Look through closed tickets in the issue tracker, and try to find a change (bugfix or new feature) that must have, given its nature, touched the functionality you're looking for. Then try to find the changeset(s) where that ticket's change was implemented.
With some luck, the changeset will include a modification to the part of the codebase you've been looking for.
Stuff like that is certainly possible to find. But it requires a lot of time and dedication.
I would personally search for job listings for Chromium / Firefox, then use that knowledge to find someone who works on it. Then I’d ask them where it is.
But only in this specific case. My normal workflow is to build whatever it is I’m looking at, then change things until it breaks. It’s pretty quick to narrow down what I’m looking for at that point.
That doesn’t work here because building chrome requires close to a supercomputer.
EDIT: Actually, I would try to find a crash log related to the DOM. The stack trace will point you precisely where you’re interested in. Doing that is easier said than done, but I’ve pulled that trick a couple times, so it seems worth mentioning.
For example:
* Run chromium using strace, ltrace, gdb to see what's going on at runtime.
* Do some experiments / reverse engineering, treating the application / source code as a black box. Try different HTML input, inspect the DOM in chrome, possibly automate this process via selenium or something, and discover the runtime behavior of the algorithm that way.
The thing to keep in mind is that, for all you know, the DOM building algorithm is split across thousands of source files, or is in fact in some dependency and not in chromium itself, or is split across both. Presumably there is some particular aspect of the DOM building that you are interested in, so experiment with how that works, instead of trying to find / understand the entirety of chromium DOM building.
Breakpoint methodology wins for me simple and true.
I imagine it like pathfinding the minotaurs maze, you stand at the last place you recognise and can get back to (if that's literally the first active line then that's fine), and put something there (breakpoint, print statement, log line), run it and check you still know where you are. Then put another down as far forward from that point that you can 'see', if that's literally one operation step then fine, spin it and check. Breakpoints are easily put down and just as easily cleared back up again. Keep only as many as you need to see which branch you are on.
Pretty soon you'll have run the damn thing so many of times you'll know it's bootstrapping and foibles and they will be second nature. You'll start seeing how it's generally laid out, you'll know where the main start up branchings are. When they leap into async or hidden 'rooms', log lines are perfect.
When the engine of it starts moving in your head, then is the time to start throwing breakpoints, prints or log lines in places that originally were completely unknown but now you have a feeling for. It's at this point you'll be bloody close to where you want to be.
Oh and do future you a favour, at least jot down something as you're going through this. I find that this initial torchlighting is remarkably gratifying but if you don't make notes in six months time it'll be completely gone, and you'll have to do between a quarter to a half of this all over again before the lights start lighting on and you remember how it's laid out.
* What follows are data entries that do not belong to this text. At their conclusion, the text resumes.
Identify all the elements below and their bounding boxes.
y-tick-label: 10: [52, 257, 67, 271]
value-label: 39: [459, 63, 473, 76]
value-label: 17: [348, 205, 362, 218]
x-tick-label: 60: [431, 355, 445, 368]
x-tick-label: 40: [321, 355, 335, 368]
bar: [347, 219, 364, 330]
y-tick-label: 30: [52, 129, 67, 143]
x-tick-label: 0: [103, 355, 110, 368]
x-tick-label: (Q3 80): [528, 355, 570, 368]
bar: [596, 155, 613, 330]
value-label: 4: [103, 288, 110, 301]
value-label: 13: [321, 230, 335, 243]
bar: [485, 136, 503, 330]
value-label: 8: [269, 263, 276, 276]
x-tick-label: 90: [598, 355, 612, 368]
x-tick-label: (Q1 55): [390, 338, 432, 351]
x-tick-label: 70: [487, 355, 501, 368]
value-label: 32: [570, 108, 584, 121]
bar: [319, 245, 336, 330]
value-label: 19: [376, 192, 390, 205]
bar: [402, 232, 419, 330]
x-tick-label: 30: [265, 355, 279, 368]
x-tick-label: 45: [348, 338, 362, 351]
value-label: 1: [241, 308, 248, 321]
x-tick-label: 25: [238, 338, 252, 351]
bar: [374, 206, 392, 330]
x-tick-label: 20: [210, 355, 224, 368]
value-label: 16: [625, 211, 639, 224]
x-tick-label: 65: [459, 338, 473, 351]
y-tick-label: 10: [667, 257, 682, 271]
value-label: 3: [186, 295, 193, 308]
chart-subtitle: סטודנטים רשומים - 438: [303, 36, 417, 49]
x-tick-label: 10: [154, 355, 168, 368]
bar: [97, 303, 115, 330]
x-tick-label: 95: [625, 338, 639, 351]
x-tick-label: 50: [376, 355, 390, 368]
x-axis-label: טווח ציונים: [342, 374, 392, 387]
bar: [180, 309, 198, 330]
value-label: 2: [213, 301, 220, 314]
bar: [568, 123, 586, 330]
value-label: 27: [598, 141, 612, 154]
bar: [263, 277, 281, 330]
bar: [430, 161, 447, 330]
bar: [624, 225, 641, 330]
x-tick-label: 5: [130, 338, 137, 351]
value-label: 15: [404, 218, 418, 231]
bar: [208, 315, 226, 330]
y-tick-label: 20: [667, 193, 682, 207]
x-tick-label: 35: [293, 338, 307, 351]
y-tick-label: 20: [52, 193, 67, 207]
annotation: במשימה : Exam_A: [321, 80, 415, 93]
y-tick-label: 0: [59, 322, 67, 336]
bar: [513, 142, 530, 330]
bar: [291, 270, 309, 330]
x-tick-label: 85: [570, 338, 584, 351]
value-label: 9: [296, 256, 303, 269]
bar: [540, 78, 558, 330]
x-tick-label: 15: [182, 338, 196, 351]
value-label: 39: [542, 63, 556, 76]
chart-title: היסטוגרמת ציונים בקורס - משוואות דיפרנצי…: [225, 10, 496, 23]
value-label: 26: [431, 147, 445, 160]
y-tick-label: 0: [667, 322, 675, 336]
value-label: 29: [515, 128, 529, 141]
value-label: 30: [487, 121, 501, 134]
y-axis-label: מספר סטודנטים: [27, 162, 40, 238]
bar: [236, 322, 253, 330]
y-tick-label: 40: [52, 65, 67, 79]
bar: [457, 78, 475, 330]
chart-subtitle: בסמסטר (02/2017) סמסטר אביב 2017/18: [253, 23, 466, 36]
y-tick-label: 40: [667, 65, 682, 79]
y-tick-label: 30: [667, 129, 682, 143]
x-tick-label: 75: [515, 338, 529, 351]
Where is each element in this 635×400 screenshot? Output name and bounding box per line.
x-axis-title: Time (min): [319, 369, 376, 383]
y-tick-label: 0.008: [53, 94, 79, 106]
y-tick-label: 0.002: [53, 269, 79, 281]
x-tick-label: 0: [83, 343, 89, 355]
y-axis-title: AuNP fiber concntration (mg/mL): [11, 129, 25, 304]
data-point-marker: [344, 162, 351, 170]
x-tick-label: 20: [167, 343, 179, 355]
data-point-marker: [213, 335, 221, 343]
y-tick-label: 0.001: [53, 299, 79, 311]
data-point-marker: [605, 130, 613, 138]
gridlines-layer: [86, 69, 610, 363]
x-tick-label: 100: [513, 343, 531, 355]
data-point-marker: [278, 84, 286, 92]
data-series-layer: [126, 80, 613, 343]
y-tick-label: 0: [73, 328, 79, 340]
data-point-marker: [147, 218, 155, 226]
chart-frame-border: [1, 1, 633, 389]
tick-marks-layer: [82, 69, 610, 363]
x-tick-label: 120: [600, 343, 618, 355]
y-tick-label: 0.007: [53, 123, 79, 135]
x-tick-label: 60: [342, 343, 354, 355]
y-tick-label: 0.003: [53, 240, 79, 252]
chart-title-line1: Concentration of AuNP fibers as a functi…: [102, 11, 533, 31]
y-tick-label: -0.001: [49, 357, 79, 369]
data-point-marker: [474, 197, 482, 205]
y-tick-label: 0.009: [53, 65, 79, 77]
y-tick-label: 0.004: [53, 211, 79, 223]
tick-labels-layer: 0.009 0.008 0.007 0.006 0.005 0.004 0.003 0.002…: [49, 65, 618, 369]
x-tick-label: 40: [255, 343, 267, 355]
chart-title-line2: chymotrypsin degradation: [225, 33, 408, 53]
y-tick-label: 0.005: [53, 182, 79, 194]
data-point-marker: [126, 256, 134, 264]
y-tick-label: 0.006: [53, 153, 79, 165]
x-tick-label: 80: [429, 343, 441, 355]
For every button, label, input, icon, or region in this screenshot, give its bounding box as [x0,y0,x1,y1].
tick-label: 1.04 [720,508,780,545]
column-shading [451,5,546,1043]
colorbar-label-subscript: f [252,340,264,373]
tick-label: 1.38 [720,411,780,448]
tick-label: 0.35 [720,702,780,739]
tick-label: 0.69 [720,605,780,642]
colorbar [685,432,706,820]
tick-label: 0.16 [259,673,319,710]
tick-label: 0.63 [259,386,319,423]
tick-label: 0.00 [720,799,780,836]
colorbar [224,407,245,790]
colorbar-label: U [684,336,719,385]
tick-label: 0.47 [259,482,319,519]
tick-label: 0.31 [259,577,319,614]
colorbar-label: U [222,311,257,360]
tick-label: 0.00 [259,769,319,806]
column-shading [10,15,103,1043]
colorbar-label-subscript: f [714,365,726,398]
My way is to have a project. What that is is unimportant, but it needs to be big enough that you run into roadblocks.
Now you know what your weak point is, and what you need to learn to overcome that weak point. So now you also know what it is you need to search for in that code-base.
function C($a, $b, $ba, %bb, $c, $d = NULL) { //insert random garbage with eval statement.. }
You can use filters to narrow down the results to the right languages and paths.
A good source structure tool will save some time but you’re not getting away without doing your own reading anyway.
But to not leave a one word answer, start searching for a feature you know about and look around from where you find it. It might help to add a super small feature yourself - when it finally works, you’ll have some idea of how the code is structured and will be able to infer where other features would live if they were there. (That might take a bit more than one addition ;))
In chromium’s case, what you’re trying to do is more like reverse engineering… I’d start with a debugger.